I picked up this immerser lid today and was wondering if anyone can tell me what it went to. It is larger than an average wide mouth lid, 4in, and has Pat April 2nd & May 28th 1895 on the glass liner. Its hooooge![8D]Any help will be appresiated.


----------



## capsoda (Jan 7, 2006)

Pic#2


----------



## bobclay (Jan 7, 2006)

Hi Warren,

 Nice lid. It goes to a GJCo jar, (Gilchrist Jar Company) RB9 #1109.

 Bob Clay


----------



## capsoda (Jan 7, 2006)

Thanks Bob. 

 Any one have a GJ Co jar with out a lid for sale?


----------



## bobclay (Jan 7, 2006)

Hi Warren,

 I have an aqua half gallon with dual lined lettering (RB9 #1110) I was planning on listing on ebay. (no lid) Nice shape but has some inside content stain. I've not really treid to clean it with CLR or anything like that. Check out my ebay ME page and email me directly from there for pics if you're interested. If you know someone that tumbles jars, this would turn out a sparkler.

 http://cgi3.ebay.com/ws/eBayISAPI.dll?ViewUserPage&userid=bobclay

 Bob Clay


----------



## southern Maine diver (Jan 8, 2006)

Hey Cap...

 I don't mean to sound dumb, but just what is an emmerser?

 I know what emmersion is, because I do it to myself everytime I jump in the water. That food jar cap looks like it has some kind of rubber seal on it, So I assume that when the jar is "immersed" in hot water, that rubber seal creates a vacuum?

 Kinda like the vacuum that is created by my drysuit...

 Wayne


----------



## capsoda (Jan 8, 2006)

Nope, The glass bubble in the lid holds the friut or veggys or what ever is in the jar under the liquid in the jar.

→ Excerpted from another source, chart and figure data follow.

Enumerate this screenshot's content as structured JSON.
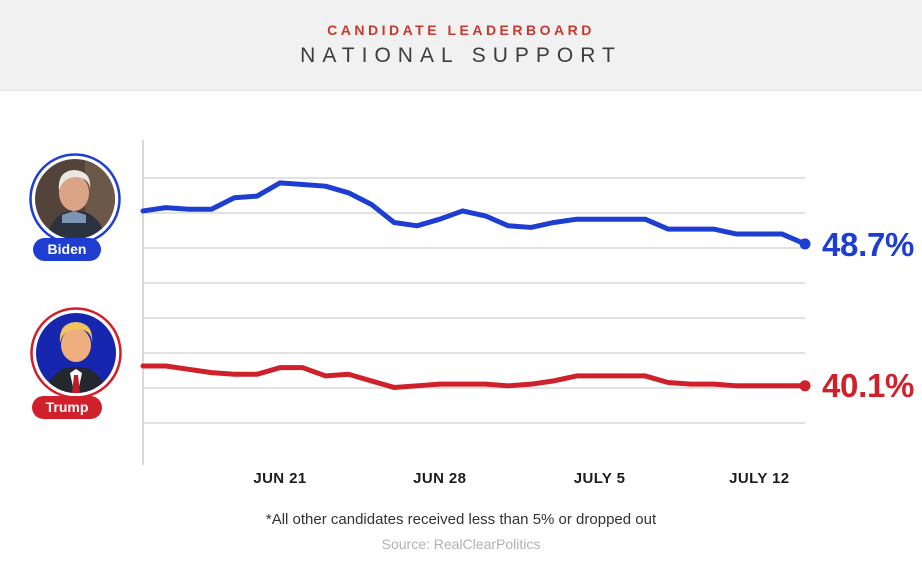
{
  "header": {
    "kicker": "CANDIDATE LEADERBOARD",
    "title": "NATIONAL SUPPORT",
    "accent_color": "#c43a2f",
    "background_color": "#f1f1f1"
  },
  "candidates": [
    {
      "name": "Biden",
      "color": "#1d3ed1",
      "value_label": "48.7%"
    },
    {
      "name": "Trump",
      "color": "#d0202a",
      "value_label": "40.1%"
    }
  ],
  "chart_data": {
    "type": "line",
    "x": [
      "Jun 15",
      "Jun 16",
      "Jun 17",
      "Jun 18",
      "Jun 19",
      "Jun 20",
      "Jun 21",
      "Jun 22",
      "Jun 23",
      "Jun 24",
      "Jun 25",
      "Jun 26",
      "Jun 27",
      "Jun 28",
      "Jun 29",
      "Jun 30",
      "Jul 1",
      "Jul 2",
      "Jul 3",
      "Jul 4",
      "Jul 5",
      "Jul 6",
      "Jul 7",
      "Jul 8",
      "Jul 9",
      "Jul 10",
      "Jul 11",
      "Jul 12",
      "Jul 13",
      "Jul 14"
    ],
    "series": [
      {
        "name": "Biden",
        "color": "#1d3ed1",
        "values": [
          50.7,
          50.9,
          50.8,
          50.8,
          51.5,
          51.6,
          52.4,
          52.3,
          52.2,
          51.8,
          51.1,
          50.0,
          49.8,
          50.2,
          50.7,
          50.4,
          49.8,
          49.7,
          50.0,
          50.2,
          50.2,
          50.2,
          50.2,
          49.6,
          49.6,
          49.6,
          49.3,
          49.3,
          49.3,
          48.7
        ]
      },
      {
        "name": "Trump",
        "color": "#d0202a",
        "values": [
          41.3,
          41.3,
          41.1,
          40.9,
          40.8,
          40.8,
          41.2,
          41.2,
          40.7,
          40.8,
          40.4,
          40.0,
          40.1,
          40.2,
          40.2,
          40.2,
          40.1,
          40.2,
          40.4,
          40.7,
          40.7,
          40.7,
          40.7,
          40.3,
          40.2,
          40.2,
          40.1,
          40.1,
          40.1,
          40.1
        ]
      }
    ],
    "xticks": [
      {
        "label": "JUN 21",
        "index": 6
      },
      {
        "label": "JUN 28",
        "index": 13
      },
      {
        "label": "JULY 5",
        "index": 20
      },
      {
        "label": "JULY 12",
        "index": 27
      }
    ],
    "ylim": [
      35.3,
      55.0
    ],
    "grid": "horizontal",
    "grid_color": "#e2e2e2",
    "axis_color": "#d9d9d9",
    "final_value_labels": [
      "48.7%",
      "40.1%"
    ],
    "title": "NATIONAL SUPPORT",
    "xlabel": "",
    "ylabel": ""
  },
  "footer": {
    "note": "*All other candidates received less than 5% or dropped out",
    "source": "Source: RealClearPolitics"
  }
}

Keeps the contents looking fresh and yummy.[]

 Some immersers are worth a pile o bucks.[]


----------



## Fruit Jars (Jan 8, 2006)

Warren,  I also have a half gallon without the lid.  If you are interested would sell for $30 and Iwould pay shipping cost.  I listed my email address if you wanted to talk off line.
 Jerry
 email (ikeda.jerry@gmail.com)


----------



## jarsnstuff (Jan 10, 2006)

You guys might find it interesting that the Gilchrist jar is one of the few fruit jar patents obtained by a woman.  While it seemed to be the men who designed most jars, many of those jars were extremely hard to use.  Can you imagine trying to crank down the closure on a Valve or Lafayette jar when it is boiling hot?  Many of the improved style jars are very hard to get the threads lined up to screw the lid down.  On the other hand, the Gilchrist jar is very practical and easy to use.  The mouth of the jar is wide enough to stick your hand in to arrange or adjust the contents, while the immerser (sometimes called a pickle-pusher) prevents floating & browning of fruit.  I think she had a great design, but then again, maybe I'm partial.  I've often wondered why men designed almost all the patents while women did all the canning.  Once I figure that out, maybe I'll know why so many men collect fruit jars?  Happy collecting - Tammy


----------



## capsoda (Jan 10, 2006)

Hey Tammy, Thats good to know info. I've often wondered why men try to design womens products. We are not built to test 90% of them.[sm=lol.gif] This fruit jar would be one of the few a man could test.[]

 Thanks again for the info, it just gives me mor reason to add one to my collection.[]


----------